Shimano has already developed a solution with its new Linkglide range. Sacrificing weight for strength, the Shimano Linkglide cassette is 300% more durable, with reshaped tooth profiles.
Not only is this new e-bike drivetrain more hardwearing, but you don’t have to replace the cassette in its entirety. With most of the wear happening on smaller gears, Shimano’s Linkglide cassette is a two-piece design, with the 11-, 13- and 15T cogs being replaceable.
Better suspension for bigger hits
The market for an XC specification e-bike is difficult to fathom. Trek has tried with the E-Caliber, but the most active e-bike market and riding community, straddle the trail and enduro mountain bike categories.
With the benefit of pedal assistance riders can roll big tires, providing maximum traction, and lots of trick suspension, without having to worry about the weight burden.
An ability to complete multiple black and double-black descents in a single day, make e-bike in the 140-170mm frame travel category hugely capable. And also, rather severe on their suspension systems.

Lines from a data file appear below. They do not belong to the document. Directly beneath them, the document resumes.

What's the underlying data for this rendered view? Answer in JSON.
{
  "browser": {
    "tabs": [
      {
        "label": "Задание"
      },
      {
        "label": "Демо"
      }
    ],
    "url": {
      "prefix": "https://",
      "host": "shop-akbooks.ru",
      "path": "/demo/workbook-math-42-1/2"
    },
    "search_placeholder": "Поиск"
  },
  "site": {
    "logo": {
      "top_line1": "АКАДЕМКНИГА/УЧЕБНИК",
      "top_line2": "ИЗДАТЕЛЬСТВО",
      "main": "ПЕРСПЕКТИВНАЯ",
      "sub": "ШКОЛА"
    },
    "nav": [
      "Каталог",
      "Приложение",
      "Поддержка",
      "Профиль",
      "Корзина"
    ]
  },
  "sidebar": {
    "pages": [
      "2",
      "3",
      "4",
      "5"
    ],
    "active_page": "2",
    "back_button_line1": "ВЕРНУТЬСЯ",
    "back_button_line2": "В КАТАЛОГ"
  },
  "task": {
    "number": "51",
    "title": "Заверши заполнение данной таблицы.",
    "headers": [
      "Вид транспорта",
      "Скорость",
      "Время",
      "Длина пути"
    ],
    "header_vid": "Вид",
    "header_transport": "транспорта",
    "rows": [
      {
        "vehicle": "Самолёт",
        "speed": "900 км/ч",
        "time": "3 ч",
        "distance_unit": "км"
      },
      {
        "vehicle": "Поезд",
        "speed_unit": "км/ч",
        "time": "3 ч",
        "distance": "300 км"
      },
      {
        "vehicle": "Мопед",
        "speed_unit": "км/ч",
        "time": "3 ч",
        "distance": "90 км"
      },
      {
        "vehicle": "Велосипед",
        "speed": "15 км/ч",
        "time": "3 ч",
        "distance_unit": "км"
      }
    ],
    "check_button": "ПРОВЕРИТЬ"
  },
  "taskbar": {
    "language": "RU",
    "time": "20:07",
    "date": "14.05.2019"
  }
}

The industry has responded with a range of new forks and shocks, that can deal with the abuse. Trail and enduro e-bikes need to remain agile, to round tight switchbacks. That means a dual-crown downhill fork isn’t going to work, due to its limited range of steering angle.
Fox and RockShox have delivered their new generation of larger diameter stanchion single-crown forks, which are ideal for e-bikes. The Fox 38 and RockShox ZEB range both use 38mm upper tube stanchions, to provide confident steering accuracy when smashing a heavy e-bike through massive rock gardens. The e-MTB also sees the use of a 1.8-inch tapered steerer standard and, while the burly 38mm forks have caught on, the rest of the cycling industry shows little interest in adopting this new standard.

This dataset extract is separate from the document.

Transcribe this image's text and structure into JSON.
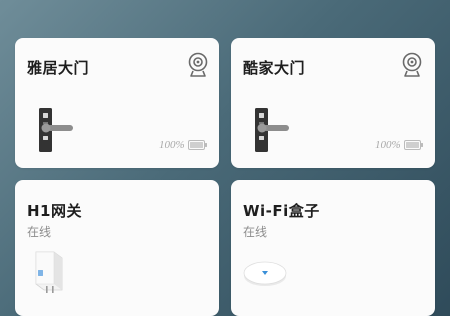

At the rear, coil shocks have become the preferred damping solution for e-bikes. Recognizing that the compression and side loads on an e-bike are greater than with a conventional trail or enduro frame, EXT has built a new e-bike specific coil shock. The Italian suspension brand is celebrated for its handbuilt components and a broad spectrum of adjustability. E-bike riders who thrive on the descents can use the new e-Storia shock, featuring additional compression and bottom-out resistance settings, to get the best from long-travel battery bikes, on those rewarding but challenging descents.